Mas o que mais choca é o padrão de má fé que parece sempre subjacente ao discurso de Portugal e da CPLP: embora tenham finalmente tido de engolir a realidade que se recusavam a admitir, acrescentam sempre uma nota, para salvar as aparências e a honra da «donzela». Na recente declaração conjunta Portugal-Brasil, foi a parte «inventada» da subordinação dos militares ao poder político; desta vez falam de «respeito pelos direitos humanos, incluindo a possibilidade de regresso dos cidadãos no exílio». Tinha de ser.
Parece-me que, ao contrário do que trataram de promover contra os promotores do contra-golpe, que estão proibidos de se deslocar aos vossos países, nunca foi vedado a ninguém o retorno à Guiné-Bissau (o que seria decerto inconstitucional, tratando-se de um cidadão nacional); talvez um cidadão em particular, tenha sido momentaneamente desaconselhado a voltar, por preocupações com a sua própria segurança. Mas foi desaconselhado e não proibido. Tanto não estava impedido de o fazer, que chegou a ser intimado a comparecer em Tribunal, tendo o próprio considerado inoportuna tal deslocação (encontrando-se portanto actualmente na situação de desobediência civil).
Desafia-se a CPLP a esclarecer quais são esses casos de «cidadãos no exílio» impedidos de regressar ao país. Houve realmente uma proibição em relação a certas pessoas, mas foi ao contrário, era de deixar o país, não de entrar. Uma organização internacional deveria ser mais cuidadosa, no tipo de comunicados que emite. Por que razão generalizar ao plural, se estão a falar do caso singular que todos conhecemos? Mas já perguntaram ao referido cidadão «no exílio» (primeiro fartaram-se de espernear para o arrancarem ao seu país natal e agora queixam-se?) se tem condições psicológicas para enfrentar um retorno (ao país, não ao seu estatuto anterior)?

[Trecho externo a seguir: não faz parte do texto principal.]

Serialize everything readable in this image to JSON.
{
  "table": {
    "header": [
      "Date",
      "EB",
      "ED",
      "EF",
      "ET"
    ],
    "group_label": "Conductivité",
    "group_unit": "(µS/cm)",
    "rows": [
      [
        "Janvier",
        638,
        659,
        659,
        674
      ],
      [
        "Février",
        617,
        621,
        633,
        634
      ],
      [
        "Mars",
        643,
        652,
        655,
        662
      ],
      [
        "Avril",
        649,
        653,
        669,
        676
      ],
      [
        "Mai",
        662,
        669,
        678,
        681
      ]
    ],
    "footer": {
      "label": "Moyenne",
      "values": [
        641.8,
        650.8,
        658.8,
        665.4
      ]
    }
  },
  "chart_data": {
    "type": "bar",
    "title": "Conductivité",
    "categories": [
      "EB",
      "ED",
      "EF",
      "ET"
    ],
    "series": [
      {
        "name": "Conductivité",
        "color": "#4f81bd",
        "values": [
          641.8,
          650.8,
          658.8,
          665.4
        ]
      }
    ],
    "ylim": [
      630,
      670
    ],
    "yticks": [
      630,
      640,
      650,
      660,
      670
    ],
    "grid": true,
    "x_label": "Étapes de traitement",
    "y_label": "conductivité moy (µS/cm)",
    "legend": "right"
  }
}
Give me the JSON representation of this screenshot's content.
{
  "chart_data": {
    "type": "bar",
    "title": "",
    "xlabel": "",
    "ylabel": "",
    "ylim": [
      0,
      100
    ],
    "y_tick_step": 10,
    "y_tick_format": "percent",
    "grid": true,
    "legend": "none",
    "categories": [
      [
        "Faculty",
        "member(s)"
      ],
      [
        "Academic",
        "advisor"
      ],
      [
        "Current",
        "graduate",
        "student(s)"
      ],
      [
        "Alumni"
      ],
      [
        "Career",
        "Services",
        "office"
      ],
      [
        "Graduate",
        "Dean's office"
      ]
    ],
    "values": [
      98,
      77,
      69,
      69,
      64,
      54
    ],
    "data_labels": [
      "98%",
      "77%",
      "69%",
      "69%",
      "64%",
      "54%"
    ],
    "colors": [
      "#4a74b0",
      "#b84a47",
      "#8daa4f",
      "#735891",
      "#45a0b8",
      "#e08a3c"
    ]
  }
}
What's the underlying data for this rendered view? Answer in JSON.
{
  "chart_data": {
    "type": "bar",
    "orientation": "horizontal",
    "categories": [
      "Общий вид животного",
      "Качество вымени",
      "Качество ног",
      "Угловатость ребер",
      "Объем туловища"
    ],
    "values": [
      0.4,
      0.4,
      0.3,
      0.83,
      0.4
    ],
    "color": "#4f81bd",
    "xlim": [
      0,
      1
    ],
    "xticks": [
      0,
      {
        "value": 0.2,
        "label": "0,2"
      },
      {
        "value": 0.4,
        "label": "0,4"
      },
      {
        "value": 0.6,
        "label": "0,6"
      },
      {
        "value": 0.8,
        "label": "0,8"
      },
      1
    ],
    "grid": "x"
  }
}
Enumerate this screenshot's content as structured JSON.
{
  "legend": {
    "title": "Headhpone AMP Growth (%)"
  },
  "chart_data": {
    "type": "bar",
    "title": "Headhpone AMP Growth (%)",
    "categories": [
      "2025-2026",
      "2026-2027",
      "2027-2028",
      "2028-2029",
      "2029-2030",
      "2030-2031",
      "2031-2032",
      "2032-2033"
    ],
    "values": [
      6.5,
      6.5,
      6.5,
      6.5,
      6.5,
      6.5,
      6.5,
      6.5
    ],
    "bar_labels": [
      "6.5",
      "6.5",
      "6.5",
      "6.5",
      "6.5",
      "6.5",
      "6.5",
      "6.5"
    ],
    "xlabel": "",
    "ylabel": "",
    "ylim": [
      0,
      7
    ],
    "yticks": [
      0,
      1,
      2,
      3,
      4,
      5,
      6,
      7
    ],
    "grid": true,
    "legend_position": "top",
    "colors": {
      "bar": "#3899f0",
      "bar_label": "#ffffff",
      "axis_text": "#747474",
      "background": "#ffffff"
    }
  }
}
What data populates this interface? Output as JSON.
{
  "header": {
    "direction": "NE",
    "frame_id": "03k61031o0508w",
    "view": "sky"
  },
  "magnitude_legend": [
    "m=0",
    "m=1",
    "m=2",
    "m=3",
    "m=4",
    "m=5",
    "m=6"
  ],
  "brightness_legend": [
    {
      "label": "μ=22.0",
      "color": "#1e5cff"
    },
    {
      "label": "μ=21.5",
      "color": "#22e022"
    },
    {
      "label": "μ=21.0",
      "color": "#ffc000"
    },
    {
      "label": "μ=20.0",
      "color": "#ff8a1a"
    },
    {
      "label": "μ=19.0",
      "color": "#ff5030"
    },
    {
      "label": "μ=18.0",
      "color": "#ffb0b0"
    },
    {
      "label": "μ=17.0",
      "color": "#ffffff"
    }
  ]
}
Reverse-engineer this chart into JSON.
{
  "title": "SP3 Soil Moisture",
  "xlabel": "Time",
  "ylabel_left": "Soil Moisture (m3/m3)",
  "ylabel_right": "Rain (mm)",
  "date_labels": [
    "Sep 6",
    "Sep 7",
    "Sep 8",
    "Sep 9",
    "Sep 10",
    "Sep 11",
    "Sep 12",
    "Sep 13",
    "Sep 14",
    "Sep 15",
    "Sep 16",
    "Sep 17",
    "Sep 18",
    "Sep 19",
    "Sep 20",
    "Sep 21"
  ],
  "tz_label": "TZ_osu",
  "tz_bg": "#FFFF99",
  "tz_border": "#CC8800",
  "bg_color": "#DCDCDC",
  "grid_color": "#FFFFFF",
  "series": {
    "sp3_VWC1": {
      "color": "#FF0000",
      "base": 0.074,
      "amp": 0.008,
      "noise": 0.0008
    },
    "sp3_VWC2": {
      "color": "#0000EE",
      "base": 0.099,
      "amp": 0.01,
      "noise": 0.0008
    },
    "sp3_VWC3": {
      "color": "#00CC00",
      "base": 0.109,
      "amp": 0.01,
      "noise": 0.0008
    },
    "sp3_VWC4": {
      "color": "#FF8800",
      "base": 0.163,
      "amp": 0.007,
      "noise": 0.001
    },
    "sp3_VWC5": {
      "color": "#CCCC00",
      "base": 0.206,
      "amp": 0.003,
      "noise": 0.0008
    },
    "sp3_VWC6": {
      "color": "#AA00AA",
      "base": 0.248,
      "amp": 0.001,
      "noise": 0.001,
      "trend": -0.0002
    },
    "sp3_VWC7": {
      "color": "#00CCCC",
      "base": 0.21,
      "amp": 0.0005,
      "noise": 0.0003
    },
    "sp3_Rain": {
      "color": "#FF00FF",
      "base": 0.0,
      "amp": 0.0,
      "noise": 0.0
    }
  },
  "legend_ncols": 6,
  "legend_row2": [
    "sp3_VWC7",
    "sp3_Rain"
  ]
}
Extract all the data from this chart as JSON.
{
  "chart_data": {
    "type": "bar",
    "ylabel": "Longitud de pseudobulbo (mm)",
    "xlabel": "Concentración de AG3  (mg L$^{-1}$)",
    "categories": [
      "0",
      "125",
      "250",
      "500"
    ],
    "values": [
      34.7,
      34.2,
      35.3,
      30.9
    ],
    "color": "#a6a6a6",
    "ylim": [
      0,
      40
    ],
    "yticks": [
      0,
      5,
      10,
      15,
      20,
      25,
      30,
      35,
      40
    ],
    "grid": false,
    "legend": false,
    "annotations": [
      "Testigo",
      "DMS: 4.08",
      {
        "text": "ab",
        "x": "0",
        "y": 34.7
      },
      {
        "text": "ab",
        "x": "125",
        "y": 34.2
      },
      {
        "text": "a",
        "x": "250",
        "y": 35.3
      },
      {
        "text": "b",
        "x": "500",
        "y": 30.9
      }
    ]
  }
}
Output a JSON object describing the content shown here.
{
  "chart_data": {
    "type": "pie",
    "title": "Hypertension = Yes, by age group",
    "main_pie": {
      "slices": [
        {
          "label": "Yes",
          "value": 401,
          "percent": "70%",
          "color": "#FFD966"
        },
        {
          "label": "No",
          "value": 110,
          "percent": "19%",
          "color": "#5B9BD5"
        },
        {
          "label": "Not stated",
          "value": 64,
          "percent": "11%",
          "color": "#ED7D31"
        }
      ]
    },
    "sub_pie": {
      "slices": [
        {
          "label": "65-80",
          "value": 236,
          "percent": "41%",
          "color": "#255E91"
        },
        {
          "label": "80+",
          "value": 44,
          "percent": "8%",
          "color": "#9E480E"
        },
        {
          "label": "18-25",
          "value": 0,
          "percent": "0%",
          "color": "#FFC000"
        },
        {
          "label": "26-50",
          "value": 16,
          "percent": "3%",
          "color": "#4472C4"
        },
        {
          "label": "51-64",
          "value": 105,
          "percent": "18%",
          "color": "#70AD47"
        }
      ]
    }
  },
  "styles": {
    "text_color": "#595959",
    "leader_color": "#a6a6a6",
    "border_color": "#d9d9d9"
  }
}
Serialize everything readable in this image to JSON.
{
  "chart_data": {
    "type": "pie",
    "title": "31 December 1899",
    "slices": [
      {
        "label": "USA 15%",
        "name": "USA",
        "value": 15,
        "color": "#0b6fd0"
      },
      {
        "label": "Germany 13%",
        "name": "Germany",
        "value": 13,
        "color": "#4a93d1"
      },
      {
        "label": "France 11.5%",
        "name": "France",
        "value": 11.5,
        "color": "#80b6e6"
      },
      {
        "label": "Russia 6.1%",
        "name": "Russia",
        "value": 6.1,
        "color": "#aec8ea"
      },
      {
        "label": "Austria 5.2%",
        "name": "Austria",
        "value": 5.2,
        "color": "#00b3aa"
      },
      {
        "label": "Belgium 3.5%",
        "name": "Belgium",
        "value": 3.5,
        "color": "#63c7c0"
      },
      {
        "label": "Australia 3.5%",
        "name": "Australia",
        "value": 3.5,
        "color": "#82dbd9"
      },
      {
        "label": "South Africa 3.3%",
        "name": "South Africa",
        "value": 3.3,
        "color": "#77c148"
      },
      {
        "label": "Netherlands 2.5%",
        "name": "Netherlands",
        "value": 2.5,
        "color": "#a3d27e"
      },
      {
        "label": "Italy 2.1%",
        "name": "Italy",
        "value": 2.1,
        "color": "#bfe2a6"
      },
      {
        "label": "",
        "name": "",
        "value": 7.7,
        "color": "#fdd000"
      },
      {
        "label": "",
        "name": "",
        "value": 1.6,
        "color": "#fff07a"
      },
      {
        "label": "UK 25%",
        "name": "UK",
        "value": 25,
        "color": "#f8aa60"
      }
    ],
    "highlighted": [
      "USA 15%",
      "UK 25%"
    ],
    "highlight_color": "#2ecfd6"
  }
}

Se não tem coragem para se apresentar em Bissau, pode sempre marcar o Congresso do PAIGC para Lisboa, fretando um charter numa operadora aérea low cost: se o profeta não vai à montanha, que venha a montanha até ao profeta. A CPLP deveria rever as suas apostas. E se estão realmente preocupados com os Direitos Humanos, porque não debruçarem-se sobre a situação angolana, onde ainda há poucos dias foram enviados 25 polícias de choque, apenas para maltratarem, na sua própria casa, à frente da mãe e do irmão, um jovem músico cujo único crime foi ter participado numa manifestação pacífica. Não justificaria um comunicado de preocupação?